Scientists are scrambling to save endangered Puerto Rican parrots, which have become even more threatened since Hurricane Maria. The catastrophic weather event ripped through the island’s tropical habitats, wiping out more than half of the wild parrots.
The outcome of Hurricane Maria has been traumatic for the parrot species. In the tropical forest of El Yunque, only 2 of 56 wild birds survived, while only 4 of 31 survived in a forest in the western town of Maricao. According to the researchers, an estimated 75 out of 134 survived in the Rio Abajo forest in the central mountains of Puerto Rico.
Gustavo Olivieri, the parrot recovery program coordinator for Puerto Rico’s Department of Natural Resources, explained that there is a lot of work to be done.
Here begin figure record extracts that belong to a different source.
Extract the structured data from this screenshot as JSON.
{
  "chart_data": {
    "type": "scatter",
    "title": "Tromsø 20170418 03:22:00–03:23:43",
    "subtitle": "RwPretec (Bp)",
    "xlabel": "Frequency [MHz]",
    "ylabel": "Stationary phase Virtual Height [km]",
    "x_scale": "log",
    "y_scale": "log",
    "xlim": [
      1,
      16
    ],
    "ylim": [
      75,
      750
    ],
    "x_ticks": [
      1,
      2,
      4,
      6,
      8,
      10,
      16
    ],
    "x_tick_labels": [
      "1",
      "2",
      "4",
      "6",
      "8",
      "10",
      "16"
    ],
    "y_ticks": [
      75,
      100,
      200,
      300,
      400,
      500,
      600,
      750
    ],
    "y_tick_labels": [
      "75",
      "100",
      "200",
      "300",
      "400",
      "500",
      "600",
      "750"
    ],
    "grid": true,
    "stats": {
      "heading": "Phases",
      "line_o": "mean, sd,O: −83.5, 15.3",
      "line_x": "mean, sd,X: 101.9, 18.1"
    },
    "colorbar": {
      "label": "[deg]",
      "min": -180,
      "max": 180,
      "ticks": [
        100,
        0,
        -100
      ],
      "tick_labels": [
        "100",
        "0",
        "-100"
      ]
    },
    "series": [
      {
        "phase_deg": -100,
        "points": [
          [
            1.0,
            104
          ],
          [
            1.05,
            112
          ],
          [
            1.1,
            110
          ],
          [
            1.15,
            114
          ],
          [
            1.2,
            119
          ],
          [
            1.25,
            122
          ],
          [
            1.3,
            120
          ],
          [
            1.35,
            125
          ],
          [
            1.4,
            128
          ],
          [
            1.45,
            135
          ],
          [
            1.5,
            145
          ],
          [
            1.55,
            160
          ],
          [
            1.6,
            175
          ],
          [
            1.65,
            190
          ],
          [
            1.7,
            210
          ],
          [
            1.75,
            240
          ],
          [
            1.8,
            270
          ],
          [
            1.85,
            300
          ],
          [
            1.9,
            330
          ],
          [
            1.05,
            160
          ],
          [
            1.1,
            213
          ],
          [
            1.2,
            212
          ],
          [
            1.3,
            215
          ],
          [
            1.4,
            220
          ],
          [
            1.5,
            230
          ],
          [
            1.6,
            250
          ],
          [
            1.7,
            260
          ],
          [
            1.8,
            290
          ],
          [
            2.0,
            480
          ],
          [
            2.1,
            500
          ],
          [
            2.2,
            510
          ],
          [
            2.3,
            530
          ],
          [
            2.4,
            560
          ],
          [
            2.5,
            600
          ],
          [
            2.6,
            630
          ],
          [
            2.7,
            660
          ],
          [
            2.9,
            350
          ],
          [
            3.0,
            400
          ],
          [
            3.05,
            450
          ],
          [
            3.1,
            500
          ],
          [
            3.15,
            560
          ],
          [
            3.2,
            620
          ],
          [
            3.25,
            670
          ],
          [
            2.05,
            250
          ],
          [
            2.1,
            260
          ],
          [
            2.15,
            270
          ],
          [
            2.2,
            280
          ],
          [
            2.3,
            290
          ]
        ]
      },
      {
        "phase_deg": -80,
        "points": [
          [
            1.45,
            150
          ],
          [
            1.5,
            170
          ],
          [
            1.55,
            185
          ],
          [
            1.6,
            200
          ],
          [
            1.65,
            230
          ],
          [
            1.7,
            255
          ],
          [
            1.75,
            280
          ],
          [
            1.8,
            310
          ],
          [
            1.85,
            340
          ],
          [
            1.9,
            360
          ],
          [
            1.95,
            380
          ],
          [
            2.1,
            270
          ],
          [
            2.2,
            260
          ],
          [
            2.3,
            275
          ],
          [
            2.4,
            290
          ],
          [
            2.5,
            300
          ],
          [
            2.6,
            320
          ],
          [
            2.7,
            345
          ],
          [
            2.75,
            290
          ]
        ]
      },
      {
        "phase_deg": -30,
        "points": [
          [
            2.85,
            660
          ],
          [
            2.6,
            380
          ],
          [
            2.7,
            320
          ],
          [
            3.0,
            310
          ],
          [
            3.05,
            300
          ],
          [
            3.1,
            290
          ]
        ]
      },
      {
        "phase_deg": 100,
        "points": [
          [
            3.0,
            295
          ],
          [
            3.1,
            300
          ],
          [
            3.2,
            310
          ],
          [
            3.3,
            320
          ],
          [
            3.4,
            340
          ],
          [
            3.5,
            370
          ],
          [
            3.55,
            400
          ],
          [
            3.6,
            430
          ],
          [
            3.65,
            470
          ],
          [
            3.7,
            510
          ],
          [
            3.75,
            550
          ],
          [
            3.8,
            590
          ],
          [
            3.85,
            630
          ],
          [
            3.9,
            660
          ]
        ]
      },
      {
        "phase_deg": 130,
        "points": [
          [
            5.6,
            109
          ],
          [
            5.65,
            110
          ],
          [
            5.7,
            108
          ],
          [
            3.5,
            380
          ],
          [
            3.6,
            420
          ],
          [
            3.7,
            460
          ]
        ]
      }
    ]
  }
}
Next month, experts will unite to debate the best action plan. At the breeding centers in El Yunque and Rio Abajo forests, over 460 birds remain captive and none of them have been released since the hurricane.
Scientists are currently trying to determine the best way to prepare the parrots for release. There are very few birds in the wild, and the forests are not as able to sustain them as they once were.
“Our priority now is not reproduction..It’s to start releasing them,” said study co-author Marisel Lopez, who oversees the parrot recovery program at El Yunque for the U.S. Fish and Wildlife Service.
Before this type of release, however, scientists must make sure that the forests can offer food and safe shelter. One major concern is that many of the large trees where parrots used to nest are completely wiped out.